Polens Staats- und Militärführung vertraut sicherheitspolitisch auf eigene Stärken und die Unterstützung der Nato-Partner. Das Land strebt nach einer „special relationship“ zu den USA.

Die Bedrohung heißt Russland

von Ulrich Krökel

Den „Hirntod der Nato“ hat Polen noch lange nicht verwunden. Bis heute hallt das berüchtigte Wort des französischen Präsidenten Emmanuel Macron aus dem Herbst 2019 in nahezu allen sicherheitspolitischen Debatten im Land nach. Als etwa Ende April Nato-Generalsekretär Jens Stoltenberg Warschau besuchte, um über gemeinsame Anstrengungen im Kampf gegen die Covid-19-Pandemie zu sprechen, erklärte Paweł Soloch, der das Büro des Nationalen Sicherheitsrates leitet: „Wir sollten uns daran erinnern, dass sich die zentralen Aufgaben der Allianz aus Artikel 5 des Nordatlantikvertrags ergeben. Entscheidend bleiben die Fähigkeiten zu Abschreckung und Verteidigung.“ Katastrophenschutz ist richtig und wichtig, sollte das heißen, aber „unser Engagement muss sich aus diesen Verpflichtungen [des Artikels 5] ableiten“.

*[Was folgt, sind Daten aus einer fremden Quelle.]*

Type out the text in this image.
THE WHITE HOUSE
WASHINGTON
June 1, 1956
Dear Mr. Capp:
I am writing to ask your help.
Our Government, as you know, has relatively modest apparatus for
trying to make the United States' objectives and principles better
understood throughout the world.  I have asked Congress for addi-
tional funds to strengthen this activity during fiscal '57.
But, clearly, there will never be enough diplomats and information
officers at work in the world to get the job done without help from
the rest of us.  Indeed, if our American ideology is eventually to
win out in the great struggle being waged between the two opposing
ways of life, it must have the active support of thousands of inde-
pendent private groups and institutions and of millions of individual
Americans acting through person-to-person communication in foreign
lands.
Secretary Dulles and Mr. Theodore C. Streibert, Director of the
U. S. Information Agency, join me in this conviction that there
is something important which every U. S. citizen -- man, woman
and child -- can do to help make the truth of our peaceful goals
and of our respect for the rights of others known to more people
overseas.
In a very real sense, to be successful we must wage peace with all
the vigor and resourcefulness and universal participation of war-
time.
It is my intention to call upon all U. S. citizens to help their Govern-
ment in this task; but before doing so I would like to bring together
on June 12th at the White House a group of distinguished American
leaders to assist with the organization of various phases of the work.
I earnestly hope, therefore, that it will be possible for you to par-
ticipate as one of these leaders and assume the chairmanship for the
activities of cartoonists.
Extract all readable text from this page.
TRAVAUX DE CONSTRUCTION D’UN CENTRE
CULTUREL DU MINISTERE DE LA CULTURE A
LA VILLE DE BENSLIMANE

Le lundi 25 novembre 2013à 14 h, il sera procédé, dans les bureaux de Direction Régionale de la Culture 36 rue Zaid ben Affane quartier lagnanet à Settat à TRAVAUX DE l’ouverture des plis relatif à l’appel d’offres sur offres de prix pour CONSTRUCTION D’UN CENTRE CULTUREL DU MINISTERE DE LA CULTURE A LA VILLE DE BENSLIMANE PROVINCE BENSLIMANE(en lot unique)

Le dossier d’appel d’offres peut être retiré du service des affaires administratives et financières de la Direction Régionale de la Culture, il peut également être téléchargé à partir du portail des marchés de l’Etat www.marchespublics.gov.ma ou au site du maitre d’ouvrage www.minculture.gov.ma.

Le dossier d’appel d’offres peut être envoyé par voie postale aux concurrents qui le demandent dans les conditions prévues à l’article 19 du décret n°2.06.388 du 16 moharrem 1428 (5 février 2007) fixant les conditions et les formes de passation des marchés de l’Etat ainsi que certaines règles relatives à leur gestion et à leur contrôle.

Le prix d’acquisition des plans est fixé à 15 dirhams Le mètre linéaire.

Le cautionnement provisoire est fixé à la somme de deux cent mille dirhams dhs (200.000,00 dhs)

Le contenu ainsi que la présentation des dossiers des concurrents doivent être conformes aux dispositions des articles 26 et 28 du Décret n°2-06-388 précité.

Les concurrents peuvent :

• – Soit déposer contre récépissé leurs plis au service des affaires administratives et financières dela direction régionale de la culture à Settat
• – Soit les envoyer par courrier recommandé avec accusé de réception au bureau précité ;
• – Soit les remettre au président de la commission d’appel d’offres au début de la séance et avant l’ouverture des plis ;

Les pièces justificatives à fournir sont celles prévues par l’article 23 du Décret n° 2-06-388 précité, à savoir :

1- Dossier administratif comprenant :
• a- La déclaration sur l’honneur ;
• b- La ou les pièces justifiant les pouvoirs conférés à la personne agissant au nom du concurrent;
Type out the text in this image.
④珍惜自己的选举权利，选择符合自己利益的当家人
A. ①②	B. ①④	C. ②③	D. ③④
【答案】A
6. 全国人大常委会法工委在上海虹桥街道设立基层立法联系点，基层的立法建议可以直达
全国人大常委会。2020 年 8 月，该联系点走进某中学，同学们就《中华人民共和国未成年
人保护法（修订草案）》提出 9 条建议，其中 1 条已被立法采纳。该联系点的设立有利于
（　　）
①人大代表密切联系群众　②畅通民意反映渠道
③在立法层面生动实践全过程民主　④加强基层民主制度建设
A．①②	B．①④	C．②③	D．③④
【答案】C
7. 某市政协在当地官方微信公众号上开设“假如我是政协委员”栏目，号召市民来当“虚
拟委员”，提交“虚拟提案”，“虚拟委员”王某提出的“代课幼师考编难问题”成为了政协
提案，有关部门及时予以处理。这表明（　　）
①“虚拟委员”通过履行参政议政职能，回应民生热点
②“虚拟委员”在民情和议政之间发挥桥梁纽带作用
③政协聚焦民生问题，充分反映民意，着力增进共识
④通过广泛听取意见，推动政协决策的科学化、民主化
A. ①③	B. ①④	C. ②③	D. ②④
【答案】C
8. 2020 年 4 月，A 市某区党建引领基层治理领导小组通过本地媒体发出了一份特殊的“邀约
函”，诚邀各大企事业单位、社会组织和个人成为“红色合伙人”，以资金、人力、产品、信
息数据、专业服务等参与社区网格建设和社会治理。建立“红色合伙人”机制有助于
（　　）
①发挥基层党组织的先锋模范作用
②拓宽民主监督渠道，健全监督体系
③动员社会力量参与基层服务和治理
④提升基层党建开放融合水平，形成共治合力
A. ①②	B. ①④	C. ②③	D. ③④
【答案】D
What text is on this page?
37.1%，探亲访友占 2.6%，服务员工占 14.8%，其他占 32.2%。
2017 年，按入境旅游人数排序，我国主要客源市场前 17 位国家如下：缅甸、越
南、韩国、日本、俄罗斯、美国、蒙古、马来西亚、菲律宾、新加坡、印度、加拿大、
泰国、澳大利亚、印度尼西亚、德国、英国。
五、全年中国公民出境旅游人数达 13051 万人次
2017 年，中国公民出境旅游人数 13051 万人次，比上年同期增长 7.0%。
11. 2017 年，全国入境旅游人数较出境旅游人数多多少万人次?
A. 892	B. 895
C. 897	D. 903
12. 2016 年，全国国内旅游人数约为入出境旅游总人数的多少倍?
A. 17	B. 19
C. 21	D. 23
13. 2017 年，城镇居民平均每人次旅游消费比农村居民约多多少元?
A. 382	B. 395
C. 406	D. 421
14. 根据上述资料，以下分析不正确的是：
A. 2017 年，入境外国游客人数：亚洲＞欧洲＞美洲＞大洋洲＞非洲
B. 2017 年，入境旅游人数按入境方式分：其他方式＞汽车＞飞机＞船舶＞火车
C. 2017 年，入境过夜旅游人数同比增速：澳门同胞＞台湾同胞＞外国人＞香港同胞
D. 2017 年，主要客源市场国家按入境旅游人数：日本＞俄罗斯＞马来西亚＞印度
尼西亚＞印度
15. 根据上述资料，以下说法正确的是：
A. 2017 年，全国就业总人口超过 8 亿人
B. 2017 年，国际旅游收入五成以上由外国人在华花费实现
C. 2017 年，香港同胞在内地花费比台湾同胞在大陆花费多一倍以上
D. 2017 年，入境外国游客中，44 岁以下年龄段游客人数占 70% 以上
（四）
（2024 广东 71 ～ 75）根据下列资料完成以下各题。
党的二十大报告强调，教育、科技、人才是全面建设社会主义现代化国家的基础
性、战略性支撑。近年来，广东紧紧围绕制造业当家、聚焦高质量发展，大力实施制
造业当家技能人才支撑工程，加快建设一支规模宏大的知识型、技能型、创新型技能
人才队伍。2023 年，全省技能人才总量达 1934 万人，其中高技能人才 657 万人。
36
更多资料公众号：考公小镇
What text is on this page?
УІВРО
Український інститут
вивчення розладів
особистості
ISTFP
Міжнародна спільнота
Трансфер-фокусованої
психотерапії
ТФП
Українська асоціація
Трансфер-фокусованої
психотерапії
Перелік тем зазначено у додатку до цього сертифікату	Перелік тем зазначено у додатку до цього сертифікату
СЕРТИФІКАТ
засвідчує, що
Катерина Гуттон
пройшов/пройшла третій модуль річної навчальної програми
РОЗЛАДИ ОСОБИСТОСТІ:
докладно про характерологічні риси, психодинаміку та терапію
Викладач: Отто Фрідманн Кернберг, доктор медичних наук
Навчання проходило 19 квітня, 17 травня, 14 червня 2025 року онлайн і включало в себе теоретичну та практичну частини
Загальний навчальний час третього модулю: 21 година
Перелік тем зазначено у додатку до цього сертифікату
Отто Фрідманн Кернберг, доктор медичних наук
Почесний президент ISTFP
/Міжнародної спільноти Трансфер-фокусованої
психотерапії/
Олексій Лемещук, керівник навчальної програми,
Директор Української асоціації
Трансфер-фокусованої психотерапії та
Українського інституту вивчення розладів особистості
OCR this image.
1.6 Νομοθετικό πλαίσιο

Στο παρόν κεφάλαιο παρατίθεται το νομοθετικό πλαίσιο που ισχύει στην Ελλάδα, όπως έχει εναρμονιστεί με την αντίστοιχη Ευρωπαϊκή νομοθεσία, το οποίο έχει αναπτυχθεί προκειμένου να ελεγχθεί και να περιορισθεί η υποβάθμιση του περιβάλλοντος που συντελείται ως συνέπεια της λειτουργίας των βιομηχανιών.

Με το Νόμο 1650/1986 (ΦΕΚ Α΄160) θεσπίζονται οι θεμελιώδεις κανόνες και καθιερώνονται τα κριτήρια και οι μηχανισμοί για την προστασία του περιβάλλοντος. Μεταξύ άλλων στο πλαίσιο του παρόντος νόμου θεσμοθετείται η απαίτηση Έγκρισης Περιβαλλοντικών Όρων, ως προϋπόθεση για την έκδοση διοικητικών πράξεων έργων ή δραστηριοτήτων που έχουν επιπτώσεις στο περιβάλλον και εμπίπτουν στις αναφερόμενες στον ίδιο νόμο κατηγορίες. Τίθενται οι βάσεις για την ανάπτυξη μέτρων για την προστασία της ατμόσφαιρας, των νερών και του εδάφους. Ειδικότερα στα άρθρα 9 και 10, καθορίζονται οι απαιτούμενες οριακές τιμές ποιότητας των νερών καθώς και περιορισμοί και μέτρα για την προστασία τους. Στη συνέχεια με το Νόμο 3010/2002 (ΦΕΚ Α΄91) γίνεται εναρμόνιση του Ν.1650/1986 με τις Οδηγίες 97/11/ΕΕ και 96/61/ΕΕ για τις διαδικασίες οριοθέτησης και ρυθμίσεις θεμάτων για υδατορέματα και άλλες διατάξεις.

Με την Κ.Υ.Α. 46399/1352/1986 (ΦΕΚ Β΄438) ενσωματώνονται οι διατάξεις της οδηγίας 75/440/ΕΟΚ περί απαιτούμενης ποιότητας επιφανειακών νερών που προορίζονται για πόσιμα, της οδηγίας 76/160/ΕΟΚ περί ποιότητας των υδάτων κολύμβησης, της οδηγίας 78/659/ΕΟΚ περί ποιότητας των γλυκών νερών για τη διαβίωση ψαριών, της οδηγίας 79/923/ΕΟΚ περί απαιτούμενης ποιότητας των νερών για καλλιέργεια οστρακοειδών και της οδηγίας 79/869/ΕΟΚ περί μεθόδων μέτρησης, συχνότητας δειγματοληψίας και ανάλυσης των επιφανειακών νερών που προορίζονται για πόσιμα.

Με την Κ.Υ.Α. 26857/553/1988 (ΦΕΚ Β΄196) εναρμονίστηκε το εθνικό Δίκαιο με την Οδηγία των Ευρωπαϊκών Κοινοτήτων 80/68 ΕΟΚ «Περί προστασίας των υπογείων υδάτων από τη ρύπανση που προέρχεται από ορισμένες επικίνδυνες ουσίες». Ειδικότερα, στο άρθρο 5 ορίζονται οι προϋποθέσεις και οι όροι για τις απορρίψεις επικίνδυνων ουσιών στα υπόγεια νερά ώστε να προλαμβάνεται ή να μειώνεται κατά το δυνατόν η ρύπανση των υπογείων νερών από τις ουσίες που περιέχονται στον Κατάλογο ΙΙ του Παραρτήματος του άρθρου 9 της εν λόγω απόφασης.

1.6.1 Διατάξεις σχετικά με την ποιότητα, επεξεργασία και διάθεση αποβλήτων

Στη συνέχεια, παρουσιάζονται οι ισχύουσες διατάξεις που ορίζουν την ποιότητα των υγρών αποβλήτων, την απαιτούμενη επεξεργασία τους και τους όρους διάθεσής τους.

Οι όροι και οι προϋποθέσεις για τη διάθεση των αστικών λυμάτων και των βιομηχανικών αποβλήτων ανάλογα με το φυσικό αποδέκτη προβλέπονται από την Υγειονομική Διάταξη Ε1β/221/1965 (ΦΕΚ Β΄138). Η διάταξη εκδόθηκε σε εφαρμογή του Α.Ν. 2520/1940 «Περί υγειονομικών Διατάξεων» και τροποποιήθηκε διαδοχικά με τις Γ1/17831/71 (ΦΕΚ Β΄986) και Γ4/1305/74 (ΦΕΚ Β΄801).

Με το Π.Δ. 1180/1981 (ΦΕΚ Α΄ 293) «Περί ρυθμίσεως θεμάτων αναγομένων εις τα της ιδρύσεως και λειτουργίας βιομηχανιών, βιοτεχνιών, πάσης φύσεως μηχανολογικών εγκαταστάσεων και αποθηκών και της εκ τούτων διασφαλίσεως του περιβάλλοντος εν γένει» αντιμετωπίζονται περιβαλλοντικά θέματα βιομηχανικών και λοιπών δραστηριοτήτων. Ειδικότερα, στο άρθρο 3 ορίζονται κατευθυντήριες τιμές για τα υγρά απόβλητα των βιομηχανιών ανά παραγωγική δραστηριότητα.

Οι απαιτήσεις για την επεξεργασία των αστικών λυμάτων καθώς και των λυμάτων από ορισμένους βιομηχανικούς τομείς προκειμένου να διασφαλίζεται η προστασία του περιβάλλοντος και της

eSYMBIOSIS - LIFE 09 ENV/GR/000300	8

Um die anhaltenden Erschütterungen zu verstehen, die Macron mit seiner Hirntod-Diagnose in Polen ausgelöst hat, bedarf es eines Blickes zurück. Der französische Präsident selbst wollte seine Interview-Äußerungen im vergangenen November als „Weckruf“ verstanden wissen. Allerdings kritisierte er in dem Gespräch mit dem britischen „Economist“ nicht nur eine angebliche Kopflosigkeit und strategische Indifferenz der Nato. Auf die Frage, ob im Bündnisfall nach Artikel 5 wohl alle Partner ihren Verpflichtungen nachkommen würden, antwortete er: „Ich weiß es nicht.“ Es war vor allem diese Passage, die in Warschau alle Alarmsirenen schrillen ließ. Denn für Polen war damit die Existenzfrage gestellt. Ministerpräsident Mateusz Morawiecki, eigentlich ein Wirtschaftsfachmann, der sich gerade mitten in der Regierungsbildung befand, lancierte sofort ein Gegeninterview in der „Financial Times“ und erklärte: „Die Nato ist und bleibt das wichtigste Bündnis der Welt, das Freiheit und Frieden bewahren hilft.“ Macrons Zweifel gäben Anlass zu Überlegungen, ob „Frankreich den Erhalt der Nato überhaupt noch für wichtig hält“.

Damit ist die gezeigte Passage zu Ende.